ManishH wrote:At some level, it is sad to see that the defence of OIT lies in the hand of people unwilling to check basic Sanskrit grammar. And at the same time accuse a scholar like Julius Eggeling who, with the limited resource of 19th century, has devoted his whole life to study of Vedic texts of "no cultural insight". What cultural insight, maharāya, do you show when you fumble at basic 'sup' vibhakti taught in lesson 1 or 2 of Sanskrit ? I suspect it is because you don't like that he was a westerner.
You see when the Kshatriyas of a nation get bought over and co-opted and either they align with the Mughals or they conscript themselves in the British Army as Sepoys, then of course the common farmer would have to pick up the lathi!
It is indeed sad as you say!
But the thing is very few on this thread are really claiming to be Sanskrit scholars, so really any rebuke for less than perfect knowledge of Sanskrit by them is nothing more than
'putdown-rhetoric', which one sees so often in the 'Western Sanskritist circles'. It is like hitting a baby in the face and saying one is strong!
In India there has been almost zero research in comparative and historical linguistics which involves non-Indic languages, and if there has been any, Indian academics have really taken over what the racist Westerners had fabricated earlier, all in the Macaulayist submissive manner! The Indian political leadership has simply not deemed it important to encourage this field of study, and the various traditional Sanskrit scholars in India are not acclimatized to an academic environment of peer reviews and Western accredited scholarship.
It is indeed sad as you say!
So no, Sanskrit may not be the strong point of many of us here, nor do we claim it to be so, but what 'Indigenists' do have is logic on their side, enough logic to see when some fakeology is being promoted in the name of scholarship!
The biggest in-the-face-glaring fakeology starts with the Language Tree itself! It is nice that the linguists have tried to decorate it like a Christmas Tree, but it is a fake plastic tree!

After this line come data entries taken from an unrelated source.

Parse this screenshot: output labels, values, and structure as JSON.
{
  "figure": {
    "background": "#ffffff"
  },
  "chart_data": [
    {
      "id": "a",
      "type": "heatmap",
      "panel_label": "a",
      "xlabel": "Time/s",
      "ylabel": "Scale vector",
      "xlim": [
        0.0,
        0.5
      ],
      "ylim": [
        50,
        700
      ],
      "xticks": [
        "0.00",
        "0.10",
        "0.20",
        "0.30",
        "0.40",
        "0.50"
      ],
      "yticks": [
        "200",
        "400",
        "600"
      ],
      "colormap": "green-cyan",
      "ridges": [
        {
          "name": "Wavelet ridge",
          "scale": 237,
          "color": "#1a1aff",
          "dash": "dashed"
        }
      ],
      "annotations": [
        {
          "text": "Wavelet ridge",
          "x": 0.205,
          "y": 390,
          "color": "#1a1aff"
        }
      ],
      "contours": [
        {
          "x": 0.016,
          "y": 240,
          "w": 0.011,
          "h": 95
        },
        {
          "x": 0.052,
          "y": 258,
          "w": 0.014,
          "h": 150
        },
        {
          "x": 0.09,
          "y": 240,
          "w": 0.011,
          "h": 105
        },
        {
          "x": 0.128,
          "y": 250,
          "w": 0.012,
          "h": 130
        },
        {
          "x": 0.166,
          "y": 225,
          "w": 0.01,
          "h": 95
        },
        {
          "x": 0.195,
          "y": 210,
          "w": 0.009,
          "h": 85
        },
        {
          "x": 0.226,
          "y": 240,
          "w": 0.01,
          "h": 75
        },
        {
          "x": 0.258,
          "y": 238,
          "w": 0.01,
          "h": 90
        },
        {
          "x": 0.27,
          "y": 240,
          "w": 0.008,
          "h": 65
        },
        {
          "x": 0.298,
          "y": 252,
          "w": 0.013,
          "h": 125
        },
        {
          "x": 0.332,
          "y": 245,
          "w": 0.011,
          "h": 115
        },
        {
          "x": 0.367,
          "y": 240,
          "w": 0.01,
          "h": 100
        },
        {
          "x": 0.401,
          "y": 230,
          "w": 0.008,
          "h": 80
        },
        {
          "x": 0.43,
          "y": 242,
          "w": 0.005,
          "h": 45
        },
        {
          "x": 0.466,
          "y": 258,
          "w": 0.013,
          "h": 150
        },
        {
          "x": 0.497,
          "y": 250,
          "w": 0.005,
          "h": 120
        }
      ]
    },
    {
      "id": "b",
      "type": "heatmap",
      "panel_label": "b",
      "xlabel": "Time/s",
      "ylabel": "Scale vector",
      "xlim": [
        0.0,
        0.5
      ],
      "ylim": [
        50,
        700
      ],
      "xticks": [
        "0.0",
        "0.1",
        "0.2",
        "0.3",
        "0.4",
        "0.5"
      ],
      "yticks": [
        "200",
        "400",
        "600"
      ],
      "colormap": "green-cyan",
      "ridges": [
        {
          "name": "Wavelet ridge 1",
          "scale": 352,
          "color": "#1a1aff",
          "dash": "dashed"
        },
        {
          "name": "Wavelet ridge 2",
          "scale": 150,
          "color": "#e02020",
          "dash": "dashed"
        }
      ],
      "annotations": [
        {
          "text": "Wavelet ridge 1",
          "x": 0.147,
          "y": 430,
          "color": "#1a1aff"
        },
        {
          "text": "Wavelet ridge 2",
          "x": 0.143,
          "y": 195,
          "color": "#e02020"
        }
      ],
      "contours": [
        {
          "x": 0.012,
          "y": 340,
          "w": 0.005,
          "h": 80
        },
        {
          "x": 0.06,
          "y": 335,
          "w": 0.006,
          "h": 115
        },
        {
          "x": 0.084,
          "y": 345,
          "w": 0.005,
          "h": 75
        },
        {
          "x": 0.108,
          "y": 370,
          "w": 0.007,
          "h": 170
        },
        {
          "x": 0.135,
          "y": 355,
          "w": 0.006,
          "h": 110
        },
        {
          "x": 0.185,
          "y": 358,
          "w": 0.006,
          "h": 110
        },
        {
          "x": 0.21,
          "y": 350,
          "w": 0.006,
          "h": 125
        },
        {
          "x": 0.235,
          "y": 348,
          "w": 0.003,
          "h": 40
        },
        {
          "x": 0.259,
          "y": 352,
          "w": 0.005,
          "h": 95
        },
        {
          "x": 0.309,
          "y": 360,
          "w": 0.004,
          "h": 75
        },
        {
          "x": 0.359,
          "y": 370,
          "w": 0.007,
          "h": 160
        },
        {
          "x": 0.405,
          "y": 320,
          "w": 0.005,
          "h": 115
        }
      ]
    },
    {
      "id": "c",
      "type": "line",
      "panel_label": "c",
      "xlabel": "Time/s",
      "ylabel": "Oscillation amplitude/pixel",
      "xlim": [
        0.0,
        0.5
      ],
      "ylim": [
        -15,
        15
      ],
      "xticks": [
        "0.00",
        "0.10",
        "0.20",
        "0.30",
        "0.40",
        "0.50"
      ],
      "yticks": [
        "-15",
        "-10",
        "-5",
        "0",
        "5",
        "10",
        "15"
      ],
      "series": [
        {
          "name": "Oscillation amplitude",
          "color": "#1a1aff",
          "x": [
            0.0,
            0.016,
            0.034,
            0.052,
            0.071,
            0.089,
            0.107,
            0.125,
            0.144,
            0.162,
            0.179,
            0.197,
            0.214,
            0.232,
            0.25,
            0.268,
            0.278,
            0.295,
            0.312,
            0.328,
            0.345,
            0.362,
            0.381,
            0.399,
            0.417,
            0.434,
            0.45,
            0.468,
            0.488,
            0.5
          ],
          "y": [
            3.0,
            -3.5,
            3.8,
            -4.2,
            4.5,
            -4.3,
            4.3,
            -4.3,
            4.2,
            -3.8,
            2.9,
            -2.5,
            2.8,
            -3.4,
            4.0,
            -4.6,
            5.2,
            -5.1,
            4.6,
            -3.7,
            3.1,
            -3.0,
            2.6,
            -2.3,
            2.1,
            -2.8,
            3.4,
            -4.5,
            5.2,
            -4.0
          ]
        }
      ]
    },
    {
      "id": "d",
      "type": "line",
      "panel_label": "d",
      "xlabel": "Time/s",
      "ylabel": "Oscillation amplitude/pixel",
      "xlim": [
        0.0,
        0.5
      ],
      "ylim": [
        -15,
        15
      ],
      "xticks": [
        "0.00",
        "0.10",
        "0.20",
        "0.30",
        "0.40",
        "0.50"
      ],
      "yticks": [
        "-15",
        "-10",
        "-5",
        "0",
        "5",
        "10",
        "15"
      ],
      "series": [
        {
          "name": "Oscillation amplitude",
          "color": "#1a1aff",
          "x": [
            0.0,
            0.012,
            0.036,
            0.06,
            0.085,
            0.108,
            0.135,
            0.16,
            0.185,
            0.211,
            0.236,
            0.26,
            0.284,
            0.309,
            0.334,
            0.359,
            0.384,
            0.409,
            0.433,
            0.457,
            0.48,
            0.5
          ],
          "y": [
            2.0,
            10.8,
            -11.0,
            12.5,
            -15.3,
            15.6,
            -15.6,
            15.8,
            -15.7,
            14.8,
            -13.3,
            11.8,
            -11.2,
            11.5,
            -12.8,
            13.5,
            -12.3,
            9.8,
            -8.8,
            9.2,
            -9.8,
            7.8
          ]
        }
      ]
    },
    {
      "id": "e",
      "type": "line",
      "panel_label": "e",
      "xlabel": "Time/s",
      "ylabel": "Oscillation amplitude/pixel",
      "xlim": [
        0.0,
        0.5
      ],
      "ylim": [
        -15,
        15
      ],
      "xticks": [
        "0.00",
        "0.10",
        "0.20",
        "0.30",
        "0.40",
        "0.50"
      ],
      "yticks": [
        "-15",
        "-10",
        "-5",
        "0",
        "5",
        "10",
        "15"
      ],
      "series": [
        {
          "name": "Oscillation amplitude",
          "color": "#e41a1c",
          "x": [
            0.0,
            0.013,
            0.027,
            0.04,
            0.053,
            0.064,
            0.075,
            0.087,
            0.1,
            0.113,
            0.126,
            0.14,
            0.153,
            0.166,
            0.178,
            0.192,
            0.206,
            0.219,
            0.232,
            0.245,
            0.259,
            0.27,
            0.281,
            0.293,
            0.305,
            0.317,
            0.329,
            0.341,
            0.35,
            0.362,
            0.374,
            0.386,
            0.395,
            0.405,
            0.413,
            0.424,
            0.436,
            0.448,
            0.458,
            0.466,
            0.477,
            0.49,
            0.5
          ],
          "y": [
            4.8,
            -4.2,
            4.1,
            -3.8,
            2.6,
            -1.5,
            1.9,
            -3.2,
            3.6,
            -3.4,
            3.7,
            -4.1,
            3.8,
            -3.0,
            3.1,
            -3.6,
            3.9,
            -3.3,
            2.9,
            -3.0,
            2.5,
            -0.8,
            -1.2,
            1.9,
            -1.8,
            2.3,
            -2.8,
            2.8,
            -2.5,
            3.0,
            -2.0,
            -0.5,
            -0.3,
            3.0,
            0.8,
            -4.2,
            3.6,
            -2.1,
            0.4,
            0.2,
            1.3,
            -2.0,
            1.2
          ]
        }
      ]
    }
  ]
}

Where in the tree are all the languages which were spoken in Europe before the arrival of the "Indo-Europeans" there? Why is Basque an isolate? What is the history of the substrates in various Germanic languages? Why are Hindi, Gujarati, Bengali, Punjabi all daughters of Sanskrit?
The whole common origin theory of Proto-Indo-European is really nonsense because that flies in the face of how languages develop. It would be far more a bidirectional graph than a hierarchy!
So if the basic model of European linguistics is wrong, how is one to evaluate the sciences of such a community. Of course as fakeology, because the whole effort of these linguists is channelized in upholding this unnatural tree, a simplistic thinking which grew out of the simple minds of the 19th century European scholars!
On the other hand it must also be said, that linguistics can be used to show commonality relationships between various languages, and perhaps their evolution, but never evolution as long as they adhere to linear sound-change evolution models.
The biggest fakeology is
"Common Source == Single Source"!
So what the farmers with their lathis are going to do is to improve their martial skills and with time bring down the AIT fortress based on make-believe scholarship!
The Sikhs did it once with arms, and Indics too though yet not learned in the ways and 'sorcery'

of the Western 'Sanskritists' can do so by nibbling at their foundations with teeth of logic!
Somebody please give me a prize for corny rhetorical poetry - the Zafar Shamsheer Prize would be good!